Abstract

Ribonucleotide reductase is the rate-limiting enzyme of deoxynucleoside triphosphate synthesis and is therefore an excellent target for cancer chemotherapy. Inhibition of ribonucleotide reductase results in inhibition of DNA synthesis and has anti-neoplastic effects. Several ribonucleotide reductase inhibitors (RRIs) are already in clinical practice, including Hydroxyurea and Gemcitabine. Here we examine the anti-MM activity of a novel RRI, Didox. Our data shows that Didox has potent cytotoxicity against MM cells in 48-hour cultures.
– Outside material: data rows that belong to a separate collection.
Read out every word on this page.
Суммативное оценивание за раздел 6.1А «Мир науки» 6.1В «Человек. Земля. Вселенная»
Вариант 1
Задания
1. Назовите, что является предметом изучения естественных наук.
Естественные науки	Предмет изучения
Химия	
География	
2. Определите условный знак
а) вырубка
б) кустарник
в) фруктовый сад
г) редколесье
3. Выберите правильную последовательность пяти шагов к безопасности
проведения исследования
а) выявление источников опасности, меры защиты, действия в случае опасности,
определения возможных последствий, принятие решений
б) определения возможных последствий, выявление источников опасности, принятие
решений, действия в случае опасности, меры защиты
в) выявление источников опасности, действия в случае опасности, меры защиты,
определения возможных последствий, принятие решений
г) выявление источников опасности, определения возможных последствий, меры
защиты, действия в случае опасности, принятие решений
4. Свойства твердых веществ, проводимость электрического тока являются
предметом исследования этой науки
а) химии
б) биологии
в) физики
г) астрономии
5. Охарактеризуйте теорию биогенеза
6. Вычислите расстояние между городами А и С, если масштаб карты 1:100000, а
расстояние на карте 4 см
Apoptosis induced in MM cell lines by Didox (200mmol/l), evidenced by increased sub-G1 cell fraction, is caspase dependent, confirmed by blocking experiments with Z-VAD-FMK. Unlike other RRIs which mainly target the pyrimidine metabolism pathway (hydroxyurea and gemcitabine), didox targets both the purine and pyrimidine metabolism pathways in MM, as demonstrated by transcriptional profiling using the Affymetrix U133A 2.0 gene chip. Specifically, our data shows a ≥ 2 fold downregulation of genes in these pathways as early as 12 hours after exposure to Didox. Importantly, ribonucleotide reductase (RR) M1 component transcript was downregulated, associated with downregulation of this enzyme by Western Blot analysis, and inhibition of DNA synthesis. Furthermore, genes involved in DNA repair mechanisms were also downregulated after exposure to Didox, demonstrated by heirachial clustering of gene chip data and further validation by western blotting. Specifically RAD 51 homologue, which is involved in nucleotide excision repair and recombination repair, was downregulated in MM cells both transcriptionally as well as at the protein level. This was accompanied by downregulation of the BCL family protein including Bcl-2, Bclxl, and XIAP both at the transcriptional and post transcriptional levels. Since Didox acts on MM cells by inhibiting DNA synthesis and repair, combination studies with melphalan, an alkylating agent commonly used in MM, were next performed. Our data shows a strong in vitro synergism, with combination indices of <0.7 by the Chou Talahay method. When combined with DNA damaging agents like doxorubicin, additive cytotoxicity was noted. These studies therefore provide the preclinical rationale for evaluation of Didox, alone and in combination with alkylating agents and anthracyclines, to improve patient outcome in MM.